2. Write down a simple statement of what you want to find out.  This should be a specific physical quantity that you could calculate to answer the original question.
3. Write down verbal descriptions of the physics ideas (the type of problem).    Identify the physics idea for each stage of each object.  If the physics idea is a vector quantity (motion, force, momentum, etc.) identify how many dimensions are involved.

B) Physics description:

In this step you use your qualitative understanding of the problem to prepare for the quantitative solution.
1. First, simplify the problem situation by describing it with a diagram in terms of simple physical objects and essential physical quantities. Make a physics diagram.  You will need a diagram for each physics idea for each object, and possibly one for each stage and for each dimension.
2. Define your variables (make a chart) of know quantities and unknown quantities.  Identify the variable you will solve for.  Make sure variables are defined for each object, stage, idea and dimension.  Pay attention to units, to make sure you have the right kind of units for each type of variable.
3. Using the physics ideas assembled in A3 and the diagram you made in B1, write down general equations which specify how these physical quantities are related according to the principles of physics or mathematics.  You should write down at lleast one equation for each (object)x(stage/physics idea)x(dimension--if vector idea).

C) Combine equations:

In this step you translate the physics description into a set of equations which represent the problem mathematically by using the equations assembled in step 2.
1. Select an equation from the list in B3 that contains the variable you are solving for (as specified in B2).
2. Identify which of the variables in the selected equation are not known.
3. For each of the unknown variables, select another equation from the list in B3 and solve it for the unknown variable.  Then substitute the new equation in for the unknown quantity in the original equation.
4. Continue steps 2 & 3 until all of the unknown variables (except the variable you are solving for) have been replaced or eliminated.
5. Solve for the target variable.
6. Check your work by making sure the units work out.

D) Calculate solution:

In this step you actually execute the solution you have planned.
1. Plug in numerical values (with units) into your solution from C5.

E) Evaluate the answer:

Finally, check your work.
1. Is it  properly stated?
2. Is it reasonable?
3. Have you actually answered the question asked?

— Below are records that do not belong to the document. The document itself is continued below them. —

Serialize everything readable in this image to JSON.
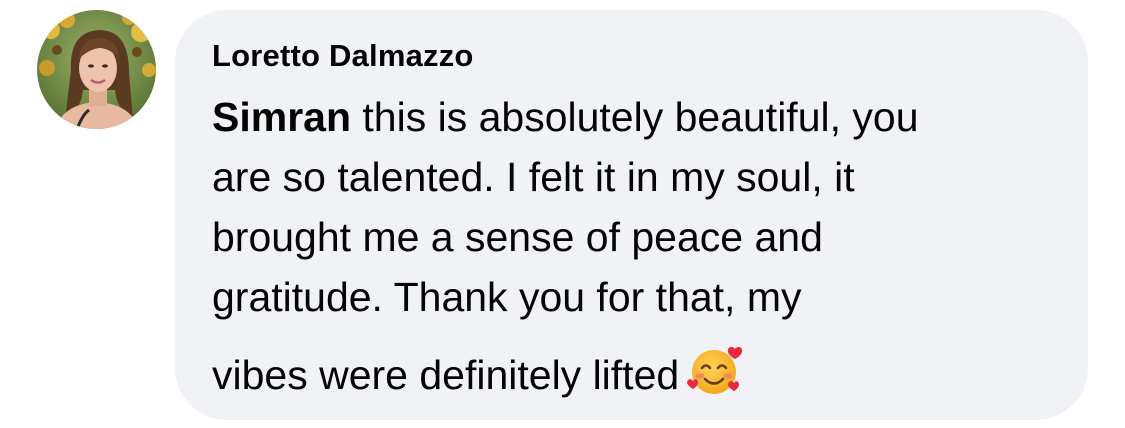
{
  "comment": {
    "author": "Loretto Dalmazzo",
    "mention": "Simran",
    "lines": [
      " this is absolutely beautiful, you",
      "are so talented. I felt it in my soul, it",
      "brought me a sense of peace and",
      "gratitude.  Thank you for that, my",
      "vibes were definitely lifted"
    ],
    "emoji": "smiling-face-with-hearts-emoji"
  }
}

The five-step strategy represents an effective way to organize your thinking to produce a solution based on your best understanding of physics. The quality of the solution depends on the knowledge that you use in obtaining the solution. Your use of the strategy also makes it easier to look back through your solution to check for incorrect knowledge and assumptions. That makes it an important tool for learning physics. If you learn to use the strategy effectively, you will find it a valuable tool to use for solving new and complex problems. After all, those are the ones that you will be hired to solve in your chosen profession.